# Help: Headlights dim and relay starts clicking



## checkmate (Nov 17, 2005)

Hi there. I've just joined and have a technical request.
I own a 1993 UK Nissan Sunny 1.4LX and I have an intermittent fault in the lighting ciruit.

Every so often when driving at night, my headlights will dim and a relay will start clicking frantically in the dashboard fuse box. As soon as I switch the lights off and on the problem is resolved.

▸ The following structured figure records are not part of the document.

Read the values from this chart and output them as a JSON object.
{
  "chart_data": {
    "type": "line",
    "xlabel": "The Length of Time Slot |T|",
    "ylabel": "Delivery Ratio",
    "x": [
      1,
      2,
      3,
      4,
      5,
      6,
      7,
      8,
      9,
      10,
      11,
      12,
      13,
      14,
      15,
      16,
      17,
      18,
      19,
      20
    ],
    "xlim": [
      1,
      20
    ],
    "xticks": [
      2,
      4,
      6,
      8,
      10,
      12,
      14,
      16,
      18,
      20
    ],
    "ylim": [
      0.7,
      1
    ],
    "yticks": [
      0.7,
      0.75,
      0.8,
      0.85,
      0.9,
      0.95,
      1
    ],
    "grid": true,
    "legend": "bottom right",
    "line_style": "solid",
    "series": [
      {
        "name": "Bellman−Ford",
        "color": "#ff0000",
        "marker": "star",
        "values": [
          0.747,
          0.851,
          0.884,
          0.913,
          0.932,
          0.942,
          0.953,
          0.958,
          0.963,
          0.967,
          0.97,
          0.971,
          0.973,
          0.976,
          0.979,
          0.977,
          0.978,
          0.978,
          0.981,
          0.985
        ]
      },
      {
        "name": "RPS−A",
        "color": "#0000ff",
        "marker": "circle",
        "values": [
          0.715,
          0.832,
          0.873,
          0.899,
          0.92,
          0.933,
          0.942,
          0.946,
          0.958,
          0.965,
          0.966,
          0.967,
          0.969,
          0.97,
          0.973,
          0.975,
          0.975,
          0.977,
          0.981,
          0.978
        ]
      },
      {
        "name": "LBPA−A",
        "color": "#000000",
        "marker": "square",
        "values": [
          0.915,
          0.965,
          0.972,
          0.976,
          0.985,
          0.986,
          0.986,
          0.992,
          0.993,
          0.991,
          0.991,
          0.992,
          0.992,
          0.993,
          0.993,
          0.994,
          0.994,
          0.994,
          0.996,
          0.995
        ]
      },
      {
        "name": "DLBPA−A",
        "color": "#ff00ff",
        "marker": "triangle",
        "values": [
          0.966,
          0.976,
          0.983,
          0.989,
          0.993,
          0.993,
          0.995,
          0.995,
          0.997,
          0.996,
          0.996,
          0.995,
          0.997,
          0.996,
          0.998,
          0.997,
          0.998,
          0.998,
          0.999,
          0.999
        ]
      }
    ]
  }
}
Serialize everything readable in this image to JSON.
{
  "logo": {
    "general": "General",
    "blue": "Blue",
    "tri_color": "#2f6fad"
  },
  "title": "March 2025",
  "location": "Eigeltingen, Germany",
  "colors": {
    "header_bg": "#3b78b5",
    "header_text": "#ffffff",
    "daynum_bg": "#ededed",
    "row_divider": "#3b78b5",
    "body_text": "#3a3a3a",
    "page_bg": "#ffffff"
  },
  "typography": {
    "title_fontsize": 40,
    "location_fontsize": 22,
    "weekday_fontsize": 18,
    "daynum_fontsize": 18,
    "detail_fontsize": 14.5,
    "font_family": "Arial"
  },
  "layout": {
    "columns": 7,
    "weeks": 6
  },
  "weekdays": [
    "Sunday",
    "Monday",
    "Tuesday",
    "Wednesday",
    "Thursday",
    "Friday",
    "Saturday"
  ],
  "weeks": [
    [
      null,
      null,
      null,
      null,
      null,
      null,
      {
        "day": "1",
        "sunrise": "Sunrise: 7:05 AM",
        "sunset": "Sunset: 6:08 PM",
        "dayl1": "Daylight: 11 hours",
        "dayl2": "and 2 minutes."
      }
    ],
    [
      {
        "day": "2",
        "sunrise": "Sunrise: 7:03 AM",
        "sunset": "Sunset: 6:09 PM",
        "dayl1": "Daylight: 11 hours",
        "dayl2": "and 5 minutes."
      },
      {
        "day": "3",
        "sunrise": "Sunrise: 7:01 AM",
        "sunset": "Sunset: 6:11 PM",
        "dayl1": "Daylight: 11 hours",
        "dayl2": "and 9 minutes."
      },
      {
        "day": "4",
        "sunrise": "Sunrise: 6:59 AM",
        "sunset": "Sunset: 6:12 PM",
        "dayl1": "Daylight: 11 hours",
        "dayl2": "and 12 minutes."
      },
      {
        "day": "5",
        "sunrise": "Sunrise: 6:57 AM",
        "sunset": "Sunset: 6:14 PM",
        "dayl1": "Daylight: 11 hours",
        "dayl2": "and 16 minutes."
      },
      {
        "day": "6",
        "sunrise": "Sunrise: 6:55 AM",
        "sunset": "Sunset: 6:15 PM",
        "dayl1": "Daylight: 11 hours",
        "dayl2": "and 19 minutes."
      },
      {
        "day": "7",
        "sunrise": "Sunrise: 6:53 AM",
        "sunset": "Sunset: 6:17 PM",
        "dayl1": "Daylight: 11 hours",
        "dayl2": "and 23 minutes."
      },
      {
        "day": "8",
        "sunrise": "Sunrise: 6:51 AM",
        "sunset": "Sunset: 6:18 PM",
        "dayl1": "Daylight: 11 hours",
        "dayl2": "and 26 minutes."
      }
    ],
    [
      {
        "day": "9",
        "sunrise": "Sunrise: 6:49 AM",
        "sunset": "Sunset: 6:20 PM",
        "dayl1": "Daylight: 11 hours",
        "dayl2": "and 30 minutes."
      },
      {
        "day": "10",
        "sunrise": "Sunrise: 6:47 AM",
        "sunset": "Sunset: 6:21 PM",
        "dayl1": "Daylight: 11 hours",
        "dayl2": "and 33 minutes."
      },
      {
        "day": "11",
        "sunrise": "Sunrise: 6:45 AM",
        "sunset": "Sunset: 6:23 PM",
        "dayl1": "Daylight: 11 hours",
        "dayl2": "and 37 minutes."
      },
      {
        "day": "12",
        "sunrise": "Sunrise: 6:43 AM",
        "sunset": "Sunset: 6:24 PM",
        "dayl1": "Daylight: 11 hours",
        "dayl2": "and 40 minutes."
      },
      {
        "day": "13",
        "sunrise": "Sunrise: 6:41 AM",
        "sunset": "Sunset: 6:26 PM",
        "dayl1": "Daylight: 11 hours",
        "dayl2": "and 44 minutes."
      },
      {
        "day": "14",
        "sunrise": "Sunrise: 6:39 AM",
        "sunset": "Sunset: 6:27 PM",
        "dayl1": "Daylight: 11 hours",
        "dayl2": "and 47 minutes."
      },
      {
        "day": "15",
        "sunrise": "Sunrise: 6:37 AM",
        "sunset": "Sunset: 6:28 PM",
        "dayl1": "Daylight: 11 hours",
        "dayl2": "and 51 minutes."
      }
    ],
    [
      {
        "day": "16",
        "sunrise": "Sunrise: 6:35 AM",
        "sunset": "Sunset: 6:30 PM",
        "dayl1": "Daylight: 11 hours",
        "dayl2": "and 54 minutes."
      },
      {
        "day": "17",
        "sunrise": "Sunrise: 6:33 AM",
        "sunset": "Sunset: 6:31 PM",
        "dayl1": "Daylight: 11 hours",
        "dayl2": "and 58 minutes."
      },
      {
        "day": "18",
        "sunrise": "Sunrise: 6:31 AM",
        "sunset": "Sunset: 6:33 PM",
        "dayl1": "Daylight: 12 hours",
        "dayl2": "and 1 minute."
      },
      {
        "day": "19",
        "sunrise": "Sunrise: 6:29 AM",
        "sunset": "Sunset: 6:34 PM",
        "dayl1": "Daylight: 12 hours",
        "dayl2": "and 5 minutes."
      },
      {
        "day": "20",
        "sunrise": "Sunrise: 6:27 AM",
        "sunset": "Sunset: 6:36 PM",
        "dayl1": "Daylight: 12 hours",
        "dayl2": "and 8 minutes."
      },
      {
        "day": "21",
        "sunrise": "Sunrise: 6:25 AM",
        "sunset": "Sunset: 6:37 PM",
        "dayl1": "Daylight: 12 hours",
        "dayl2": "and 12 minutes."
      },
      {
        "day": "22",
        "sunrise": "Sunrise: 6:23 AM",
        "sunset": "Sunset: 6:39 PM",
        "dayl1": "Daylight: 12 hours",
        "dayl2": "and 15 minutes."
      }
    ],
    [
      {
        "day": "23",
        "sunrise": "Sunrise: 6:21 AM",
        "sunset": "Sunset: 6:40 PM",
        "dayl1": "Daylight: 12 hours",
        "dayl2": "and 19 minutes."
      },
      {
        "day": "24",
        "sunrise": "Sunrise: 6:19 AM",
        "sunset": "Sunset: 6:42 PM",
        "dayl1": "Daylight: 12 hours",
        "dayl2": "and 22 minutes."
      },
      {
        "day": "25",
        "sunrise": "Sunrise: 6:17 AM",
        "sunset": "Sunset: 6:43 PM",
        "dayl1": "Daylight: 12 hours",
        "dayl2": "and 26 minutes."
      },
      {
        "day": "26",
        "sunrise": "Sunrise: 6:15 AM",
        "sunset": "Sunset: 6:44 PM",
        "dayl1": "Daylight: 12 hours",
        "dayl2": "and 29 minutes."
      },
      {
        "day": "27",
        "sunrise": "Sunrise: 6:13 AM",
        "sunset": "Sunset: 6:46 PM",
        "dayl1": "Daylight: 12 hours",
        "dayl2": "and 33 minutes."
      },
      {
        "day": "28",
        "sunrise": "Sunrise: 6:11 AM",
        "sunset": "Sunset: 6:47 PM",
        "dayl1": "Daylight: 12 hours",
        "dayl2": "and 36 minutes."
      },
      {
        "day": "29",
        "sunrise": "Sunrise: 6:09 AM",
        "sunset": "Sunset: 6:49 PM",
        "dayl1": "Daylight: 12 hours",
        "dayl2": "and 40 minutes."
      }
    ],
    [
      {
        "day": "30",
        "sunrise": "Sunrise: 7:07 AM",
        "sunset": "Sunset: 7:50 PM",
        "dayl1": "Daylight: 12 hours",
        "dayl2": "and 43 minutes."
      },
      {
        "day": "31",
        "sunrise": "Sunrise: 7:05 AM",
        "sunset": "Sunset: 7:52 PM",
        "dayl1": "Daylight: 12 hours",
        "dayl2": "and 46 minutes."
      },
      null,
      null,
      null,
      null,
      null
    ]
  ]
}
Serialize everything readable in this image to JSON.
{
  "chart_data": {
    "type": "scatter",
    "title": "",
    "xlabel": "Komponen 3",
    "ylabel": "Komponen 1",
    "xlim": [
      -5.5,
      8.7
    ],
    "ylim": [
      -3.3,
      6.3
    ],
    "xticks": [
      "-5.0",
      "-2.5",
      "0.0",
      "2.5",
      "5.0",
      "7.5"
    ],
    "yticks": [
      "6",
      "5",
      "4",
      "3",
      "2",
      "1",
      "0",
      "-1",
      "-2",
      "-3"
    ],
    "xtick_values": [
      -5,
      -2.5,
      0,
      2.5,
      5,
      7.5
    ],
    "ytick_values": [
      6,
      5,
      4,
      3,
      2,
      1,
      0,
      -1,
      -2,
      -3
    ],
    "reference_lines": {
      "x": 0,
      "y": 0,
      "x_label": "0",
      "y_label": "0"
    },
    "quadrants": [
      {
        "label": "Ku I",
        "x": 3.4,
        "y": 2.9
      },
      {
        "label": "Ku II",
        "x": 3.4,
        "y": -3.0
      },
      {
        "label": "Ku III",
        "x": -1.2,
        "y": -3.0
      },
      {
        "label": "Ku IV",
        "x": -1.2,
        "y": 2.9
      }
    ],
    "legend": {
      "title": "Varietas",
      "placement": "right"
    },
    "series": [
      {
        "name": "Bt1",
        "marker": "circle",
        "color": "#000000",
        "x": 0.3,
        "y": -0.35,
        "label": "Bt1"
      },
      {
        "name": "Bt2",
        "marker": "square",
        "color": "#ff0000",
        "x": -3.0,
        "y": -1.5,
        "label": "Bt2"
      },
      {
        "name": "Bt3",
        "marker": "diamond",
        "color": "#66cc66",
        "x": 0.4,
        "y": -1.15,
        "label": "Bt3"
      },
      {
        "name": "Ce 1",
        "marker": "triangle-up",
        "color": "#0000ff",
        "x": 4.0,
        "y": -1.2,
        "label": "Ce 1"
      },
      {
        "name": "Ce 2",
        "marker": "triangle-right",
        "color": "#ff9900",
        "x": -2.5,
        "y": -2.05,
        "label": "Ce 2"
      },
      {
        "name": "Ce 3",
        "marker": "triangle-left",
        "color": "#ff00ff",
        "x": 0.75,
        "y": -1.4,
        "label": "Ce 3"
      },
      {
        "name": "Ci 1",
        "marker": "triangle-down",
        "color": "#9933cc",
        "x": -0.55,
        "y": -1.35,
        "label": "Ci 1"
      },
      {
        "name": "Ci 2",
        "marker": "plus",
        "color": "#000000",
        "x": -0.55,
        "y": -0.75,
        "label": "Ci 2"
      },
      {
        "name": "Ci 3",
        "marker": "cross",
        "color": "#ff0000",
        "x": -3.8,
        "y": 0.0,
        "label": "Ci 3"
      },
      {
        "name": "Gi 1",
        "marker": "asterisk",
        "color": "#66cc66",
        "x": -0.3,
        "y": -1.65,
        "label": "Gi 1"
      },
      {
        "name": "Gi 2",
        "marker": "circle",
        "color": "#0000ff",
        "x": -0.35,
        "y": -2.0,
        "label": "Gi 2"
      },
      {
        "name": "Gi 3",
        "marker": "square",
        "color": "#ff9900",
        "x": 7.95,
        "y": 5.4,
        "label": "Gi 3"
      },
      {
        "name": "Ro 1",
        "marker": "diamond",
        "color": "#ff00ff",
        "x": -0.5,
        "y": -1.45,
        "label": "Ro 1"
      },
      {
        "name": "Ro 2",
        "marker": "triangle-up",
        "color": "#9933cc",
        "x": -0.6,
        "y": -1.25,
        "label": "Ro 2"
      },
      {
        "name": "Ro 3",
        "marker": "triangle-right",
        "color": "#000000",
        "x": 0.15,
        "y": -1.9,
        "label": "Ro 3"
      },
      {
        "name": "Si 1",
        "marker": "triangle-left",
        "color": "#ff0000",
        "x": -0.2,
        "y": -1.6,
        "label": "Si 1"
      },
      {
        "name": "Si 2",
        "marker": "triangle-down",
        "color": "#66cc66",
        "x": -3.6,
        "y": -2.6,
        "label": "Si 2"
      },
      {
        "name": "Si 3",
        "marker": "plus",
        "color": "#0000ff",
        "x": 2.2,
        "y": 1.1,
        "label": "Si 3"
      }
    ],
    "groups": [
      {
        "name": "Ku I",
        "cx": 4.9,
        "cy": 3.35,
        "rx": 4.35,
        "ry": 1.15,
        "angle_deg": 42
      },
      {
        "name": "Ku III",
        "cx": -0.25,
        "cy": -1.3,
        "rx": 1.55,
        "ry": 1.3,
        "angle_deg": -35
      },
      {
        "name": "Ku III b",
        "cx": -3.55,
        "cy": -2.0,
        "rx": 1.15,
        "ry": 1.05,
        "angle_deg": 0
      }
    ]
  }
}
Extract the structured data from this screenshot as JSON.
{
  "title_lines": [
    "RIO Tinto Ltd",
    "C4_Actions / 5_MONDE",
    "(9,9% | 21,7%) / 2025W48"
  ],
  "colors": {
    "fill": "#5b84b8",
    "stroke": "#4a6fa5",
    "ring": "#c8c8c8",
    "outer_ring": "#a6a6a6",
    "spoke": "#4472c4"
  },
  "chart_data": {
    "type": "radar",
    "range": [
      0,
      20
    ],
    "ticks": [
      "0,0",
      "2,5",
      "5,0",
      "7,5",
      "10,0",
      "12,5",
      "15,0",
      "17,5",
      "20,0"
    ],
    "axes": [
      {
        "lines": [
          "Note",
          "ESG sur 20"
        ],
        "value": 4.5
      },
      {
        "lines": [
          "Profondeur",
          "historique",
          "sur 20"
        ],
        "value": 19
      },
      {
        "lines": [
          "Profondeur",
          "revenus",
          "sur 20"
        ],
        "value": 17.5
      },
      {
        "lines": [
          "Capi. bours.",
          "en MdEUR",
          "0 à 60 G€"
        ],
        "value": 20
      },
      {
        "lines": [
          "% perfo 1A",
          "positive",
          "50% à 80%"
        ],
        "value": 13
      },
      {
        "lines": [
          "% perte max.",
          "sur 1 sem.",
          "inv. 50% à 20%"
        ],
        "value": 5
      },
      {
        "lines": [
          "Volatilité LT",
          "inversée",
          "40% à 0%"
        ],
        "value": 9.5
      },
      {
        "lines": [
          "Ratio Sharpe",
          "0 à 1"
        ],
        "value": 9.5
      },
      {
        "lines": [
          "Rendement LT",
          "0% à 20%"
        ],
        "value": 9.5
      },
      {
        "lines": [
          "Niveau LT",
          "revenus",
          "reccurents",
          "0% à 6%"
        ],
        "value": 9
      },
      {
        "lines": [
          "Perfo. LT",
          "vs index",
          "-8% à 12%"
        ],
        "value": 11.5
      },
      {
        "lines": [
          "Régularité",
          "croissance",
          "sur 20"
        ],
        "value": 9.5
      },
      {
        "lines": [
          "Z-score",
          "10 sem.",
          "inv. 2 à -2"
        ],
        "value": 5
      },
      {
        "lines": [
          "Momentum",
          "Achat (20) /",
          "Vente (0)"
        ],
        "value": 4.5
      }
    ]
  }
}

Any ideas what could cause this problem? Is it just a faulty relay or possibly damp getting into one of the lighting clusters?


----------



## Nik33615 (Aug 3, 2004)

The first thing I would do is clean the battery terminals. If that dosen't help have the battery and alternator tester for proper operation. Good luck!


----------



## markweatherill (Aug 10, 2004)

This sounds like a problem I'm having. Was it ever resolved? because I'd like to know what was causing it...


----------



## MisterRx (Feb 8, 2006)

I have 92 Sentra E and one of the high beam driver side isn't working.

I am also hearing buzzing sound from the dashboard. The blue headlight on instrument panel flicker when the buzzing sound comes on .

My guess is the Lighting Switch located in steering column near the key entry is the culprit.

Other possible answer could be DRL(Daytime Running Light) Module on the firewall near the brake pedal is defective which I doubt.


----------



## Bigdocx (Sep 16, 2007)

haha i have a 91 sentra se-r and some times at just below like 1200rpms a buzzing sound comes from the fuse box andthe batt and emerg.brake lights filcker on and it stops when i drops below 1000rpms i would love to know whats causeing this?


----------



## joeangel (Apr 5, 2008)

did anyone ever find a solution for this?


----------



## jordanf1 (Feb 1, 2006)

Bigdocx said:


> haha i have a 91 sentra se-r and some times at just below like 1200rpms a buzzing sound comes from the fuse box andthe batt and emerg.brake lights filcker on and it stops when i drops below 1000rpms i would love to know whats causeing this?



Dude that usually is your alternator starting to die. This happened to me once, had it rebuilt.


----------



## k2000 (Sep 1, 2005)

It's the DRL module, I change mine once and the problem was solve for a short period.


----------